Gennadiy recounts the engagement: “At exactly midnight, shells began falling on us, lighting up the night. From the trench we couldn’t see what they were. Someone started to panic because he thought they were phosphorous bombs. I thought that, if they were, we would just burn up. Even if I ran, it was possible I would be shot by a sniper. So, I sat and waited, smoking. I didn’t care about anything anymore. Later we found out they weren’t phosphorus shells. It was a horrible situation. I couldn’t understand how the Territorial Defense, with the most basic weapons, made 70 years ago, had been deployed at ground zero. This situation dragged on for three days. Now, January 3 is my second birthday.”
Meeting Zelenskiy in Bakhmut
When his commander told Gennadiy’s unit on the morning of December 20 that they were going to Bakhmut, he did not expect to be one of the few who would receive Zelenskiy. It was the president’s first visit to this hornet’s nest in eastern Ukraine, where both armies have suffered horrific losses. Gennadiy was among the soldiers who signed the Ukrainian flag that Zelenskiy himself delivered to the United States Congress a day later. The soldiers had not been forewarned of the president’s visit, due to strict security protocols. Gennadiy even hugged the deputy defense minister, Hanna Maliar, whom he mistook for a reporter. The young soldier was struck by how Zelenskiy arrived “in the most dangerous hole on the planet.” “He wasn’t wearing a bulletproof vest. Nothing. He had just three men from his security detail with him. And all of us with our weapons, with the ammunition, with the grenades...”

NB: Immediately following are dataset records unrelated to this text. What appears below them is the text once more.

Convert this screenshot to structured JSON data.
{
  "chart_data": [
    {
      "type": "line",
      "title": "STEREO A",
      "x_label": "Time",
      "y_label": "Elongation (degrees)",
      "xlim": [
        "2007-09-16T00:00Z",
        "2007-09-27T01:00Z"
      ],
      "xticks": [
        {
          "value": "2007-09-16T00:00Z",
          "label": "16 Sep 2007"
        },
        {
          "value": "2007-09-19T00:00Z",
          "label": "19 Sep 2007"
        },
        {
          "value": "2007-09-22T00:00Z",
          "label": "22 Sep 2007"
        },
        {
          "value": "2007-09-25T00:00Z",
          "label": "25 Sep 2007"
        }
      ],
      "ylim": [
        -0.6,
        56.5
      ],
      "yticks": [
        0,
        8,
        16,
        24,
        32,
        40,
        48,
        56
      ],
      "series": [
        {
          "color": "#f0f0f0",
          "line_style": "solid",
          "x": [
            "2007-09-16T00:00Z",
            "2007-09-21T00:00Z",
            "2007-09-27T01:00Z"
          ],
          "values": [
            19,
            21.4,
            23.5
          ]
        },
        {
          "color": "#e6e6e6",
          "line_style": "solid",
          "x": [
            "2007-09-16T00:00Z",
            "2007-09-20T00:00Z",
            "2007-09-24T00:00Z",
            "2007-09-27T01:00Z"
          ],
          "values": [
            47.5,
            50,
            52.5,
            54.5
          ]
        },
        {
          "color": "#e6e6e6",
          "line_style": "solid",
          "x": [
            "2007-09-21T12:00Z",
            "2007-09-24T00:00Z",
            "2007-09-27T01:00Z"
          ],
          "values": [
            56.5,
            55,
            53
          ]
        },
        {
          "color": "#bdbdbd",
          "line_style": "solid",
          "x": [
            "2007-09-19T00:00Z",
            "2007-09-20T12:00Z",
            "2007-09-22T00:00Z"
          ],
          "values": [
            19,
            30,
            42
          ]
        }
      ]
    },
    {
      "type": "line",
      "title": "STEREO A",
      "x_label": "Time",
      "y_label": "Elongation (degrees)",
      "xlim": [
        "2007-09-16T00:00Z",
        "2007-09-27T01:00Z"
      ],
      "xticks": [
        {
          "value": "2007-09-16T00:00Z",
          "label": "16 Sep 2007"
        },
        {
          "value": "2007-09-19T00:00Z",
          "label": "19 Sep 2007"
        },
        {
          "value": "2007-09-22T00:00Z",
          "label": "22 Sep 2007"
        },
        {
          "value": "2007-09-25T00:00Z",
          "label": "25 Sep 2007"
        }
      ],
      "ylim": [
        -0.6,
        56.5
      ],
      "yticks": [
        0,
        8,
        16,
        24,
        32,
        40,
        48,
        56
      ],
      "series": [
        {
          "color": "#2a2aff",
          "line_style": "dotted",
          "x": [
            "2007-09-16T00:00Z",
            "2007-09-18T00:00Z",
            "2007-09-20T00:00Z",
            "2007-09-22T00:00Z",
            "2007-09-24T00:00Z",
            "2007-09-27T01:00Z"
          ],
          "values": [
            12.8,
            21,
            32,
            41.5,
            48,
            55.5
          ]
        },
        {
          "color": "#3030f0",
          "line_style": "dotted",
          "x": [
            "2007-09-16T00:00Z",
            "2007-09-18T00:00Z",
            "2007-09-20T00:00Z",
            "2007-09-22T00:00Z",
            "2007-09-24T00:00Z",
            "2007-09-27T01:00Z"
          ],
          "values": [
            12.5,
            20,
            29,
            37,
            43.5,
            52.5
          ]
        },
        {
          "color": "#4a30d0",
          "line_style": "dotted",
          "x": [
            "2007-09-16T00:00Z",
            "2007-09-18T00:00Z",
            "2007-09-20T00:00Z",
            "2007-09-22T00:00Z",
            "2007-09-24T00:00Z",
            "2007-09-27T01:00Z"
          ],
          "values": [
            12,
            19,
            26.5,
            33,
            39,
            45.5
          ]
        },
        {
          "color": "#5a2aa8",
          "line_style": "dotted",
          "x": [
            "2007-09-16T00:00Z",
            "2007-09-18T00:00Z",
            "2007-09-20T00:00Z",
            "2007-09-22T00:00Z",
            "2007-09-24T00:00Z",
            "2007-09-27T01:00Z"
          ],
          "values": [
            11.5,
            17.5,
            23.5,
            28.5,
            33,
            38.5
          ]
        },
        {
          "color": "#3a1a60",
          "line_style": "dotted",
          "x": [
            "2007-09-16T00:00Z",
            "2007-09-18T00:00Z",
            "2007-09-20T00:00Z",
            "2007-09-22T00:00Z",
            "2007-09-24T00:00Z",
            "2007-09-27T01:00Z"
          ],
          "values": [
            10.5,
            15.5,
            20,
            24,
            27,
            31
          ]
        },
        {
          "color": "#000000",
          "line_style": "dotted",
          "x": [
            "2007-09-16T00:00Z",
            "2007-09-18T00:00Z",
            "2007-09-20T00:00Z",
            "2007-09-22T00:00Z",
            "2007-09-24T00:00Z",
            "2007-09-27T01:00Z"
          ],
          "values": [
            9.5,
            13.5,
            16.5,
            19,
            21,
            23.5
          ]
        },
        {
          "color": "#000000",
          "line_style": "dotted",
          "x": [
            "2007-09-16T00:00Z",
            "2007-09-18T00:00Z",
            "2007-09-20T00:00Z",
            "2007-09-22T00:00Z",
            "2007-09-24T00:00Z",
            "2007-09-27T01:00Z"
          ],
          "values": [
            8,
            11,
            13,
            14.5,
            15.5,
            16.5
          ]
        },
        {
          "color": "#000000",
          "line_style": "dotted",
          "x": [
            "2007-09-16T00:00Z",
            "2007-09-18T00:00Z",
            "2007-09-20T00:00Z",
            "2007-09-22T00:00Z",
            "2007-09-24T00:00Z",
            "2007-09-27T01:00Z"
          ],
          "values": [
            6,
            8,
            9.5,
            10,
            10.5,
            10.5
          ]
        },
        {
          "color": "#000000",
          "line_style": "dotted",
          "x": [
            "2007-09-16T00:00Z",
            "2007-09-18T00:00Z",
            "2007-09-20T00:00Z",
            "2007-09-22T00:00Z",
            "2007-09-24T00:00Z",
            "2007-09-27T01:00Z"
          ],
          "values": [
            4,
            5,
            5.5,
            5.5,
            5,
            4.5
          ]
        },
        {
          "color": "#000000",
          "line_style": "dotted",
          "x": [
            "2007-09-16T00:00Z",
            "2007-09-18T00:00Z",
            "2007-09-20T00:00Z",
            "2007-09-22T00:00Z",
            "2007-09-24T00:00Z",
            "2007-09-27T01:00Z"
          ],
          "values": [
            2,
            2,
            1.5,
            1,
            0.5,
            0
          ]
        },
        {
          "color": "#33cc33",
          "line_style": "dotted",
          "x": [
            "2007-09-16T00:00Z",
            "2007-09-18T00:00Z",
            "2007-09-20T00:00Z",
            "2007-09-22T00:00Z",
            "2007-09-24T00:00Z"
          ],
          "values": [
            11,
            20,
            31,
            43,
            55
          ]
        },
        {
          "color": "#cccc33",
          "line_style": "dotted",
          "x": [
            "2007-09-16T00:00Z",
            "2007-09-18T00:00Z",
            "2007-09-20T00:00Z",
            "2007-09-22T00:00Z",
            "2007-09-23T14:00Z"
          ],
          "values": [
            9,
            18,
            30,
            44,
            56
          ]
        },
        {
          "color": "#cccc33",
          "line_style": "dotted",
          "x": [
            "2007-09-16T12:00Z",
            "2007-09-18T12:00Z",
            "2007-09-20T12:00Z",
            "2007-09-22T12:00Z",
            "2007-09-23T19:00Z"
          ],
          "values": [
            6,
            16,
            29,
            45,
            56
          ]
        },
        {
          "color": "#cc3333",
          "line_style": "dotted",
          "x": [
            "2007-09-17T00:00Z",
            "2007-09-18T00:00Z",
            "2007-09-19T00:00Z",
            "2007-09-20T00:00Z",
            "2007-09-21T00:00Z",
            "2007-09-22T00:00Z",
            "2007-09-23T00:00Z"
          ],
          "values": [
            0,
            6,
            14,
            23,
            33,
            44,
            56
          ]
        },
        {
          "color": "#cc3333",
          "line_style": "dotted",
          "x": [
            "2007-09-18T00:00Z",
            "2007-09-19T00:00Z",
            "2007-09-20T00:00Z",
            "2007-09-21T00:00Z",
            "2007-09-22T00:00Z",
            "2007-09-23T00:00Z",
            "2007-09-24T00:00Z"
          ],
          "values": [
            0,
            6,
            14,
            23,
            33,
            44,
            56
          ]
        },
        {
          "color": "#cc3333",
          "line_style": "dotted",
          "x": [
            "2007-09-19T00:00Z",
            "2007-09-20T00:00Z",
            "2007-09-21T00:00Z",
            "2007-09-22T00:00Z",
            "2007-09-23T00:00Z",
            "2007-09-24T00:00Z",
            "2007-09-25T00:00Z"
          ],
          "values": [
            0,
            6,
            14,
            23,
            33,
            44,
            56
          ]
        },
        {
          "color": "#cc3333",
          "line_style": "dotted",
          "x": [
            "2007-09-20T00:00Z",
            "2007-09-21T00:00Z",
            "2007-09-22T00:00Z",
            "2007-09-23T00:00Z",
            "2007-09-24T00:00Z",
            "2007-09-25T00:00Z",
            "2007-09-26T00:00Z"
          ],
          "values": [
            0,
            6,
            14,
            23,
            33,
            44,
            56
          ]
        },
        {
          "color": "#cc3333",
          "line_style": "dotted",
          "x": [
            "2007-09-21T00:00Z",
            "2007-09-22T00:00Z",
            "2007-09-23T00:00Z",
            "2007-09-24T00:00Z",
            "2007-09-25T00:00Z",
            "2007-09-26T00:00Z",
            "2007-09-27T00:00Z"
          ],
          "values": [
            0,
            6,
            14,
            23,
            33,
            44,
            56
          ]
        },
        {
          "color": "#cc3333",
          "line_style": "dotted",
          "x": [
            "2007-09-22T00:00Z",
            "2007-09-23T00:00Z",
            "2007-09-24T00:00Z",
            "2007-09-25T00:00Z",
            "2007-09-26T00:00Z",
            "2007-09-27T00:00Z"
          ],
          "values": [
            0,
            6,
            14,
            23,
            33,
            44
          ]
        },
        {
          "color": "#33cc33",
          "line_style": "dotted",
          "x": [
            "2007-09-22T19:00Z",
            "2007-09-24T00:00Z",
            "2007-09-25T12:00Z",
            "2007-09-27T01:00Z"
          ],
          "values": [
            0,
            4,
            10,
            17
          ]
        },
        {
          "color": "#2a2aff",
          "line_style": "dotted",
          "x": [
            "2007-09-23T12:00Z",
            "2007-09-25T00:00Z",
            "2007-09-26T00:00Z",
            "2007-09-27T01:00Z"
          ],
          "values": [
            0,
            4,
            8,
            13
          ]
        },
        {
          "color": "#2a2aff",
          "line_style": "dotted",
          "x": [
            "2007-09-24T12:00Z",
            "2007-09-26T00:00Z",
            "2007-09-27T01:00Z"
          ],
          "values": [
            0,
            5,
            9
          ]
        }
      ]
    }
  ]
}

Bakhmut was then, as it is now, “an absolute horror, but at least we thought it could be saved, we could force them to retreat. But now I just don’t see any way to keep it going, with so many casualties. I don’t think it makes much sense,” he says. In recent weeks, the Russians have been making gains, with many casualties on both sides. Zelenskiy, on a visit to the front last week, made it clear Kyiv does not intend to cede an inch to the Russians. “I am not a great strategist,” Gennadiy acknowledges, which is why, he adds, he may not be able to understand what is behind the decisions being made by the Defense Ministry in Bakhmut. “They are are not fools,” he says. “Maybe all these sacrifices are necessary to strike the final blow against Russia.”
On the night of February 24, 2022, Gennadiy did not sleep. He was listening to music when the first missiles began to fall on Kharkiv. Then his mother got up. They started watching the news. He wondered at first what they should do, where to run to... but within a few minutes it became clear to him that he had to take an active part in the defense of Ukraine. That was his mission. A little over a year has passed since then, an eternity in which he has had to learn about strategy, weapons, and battlefield first aid: “Sometimes I am not even able to remember what my life was like before the war.”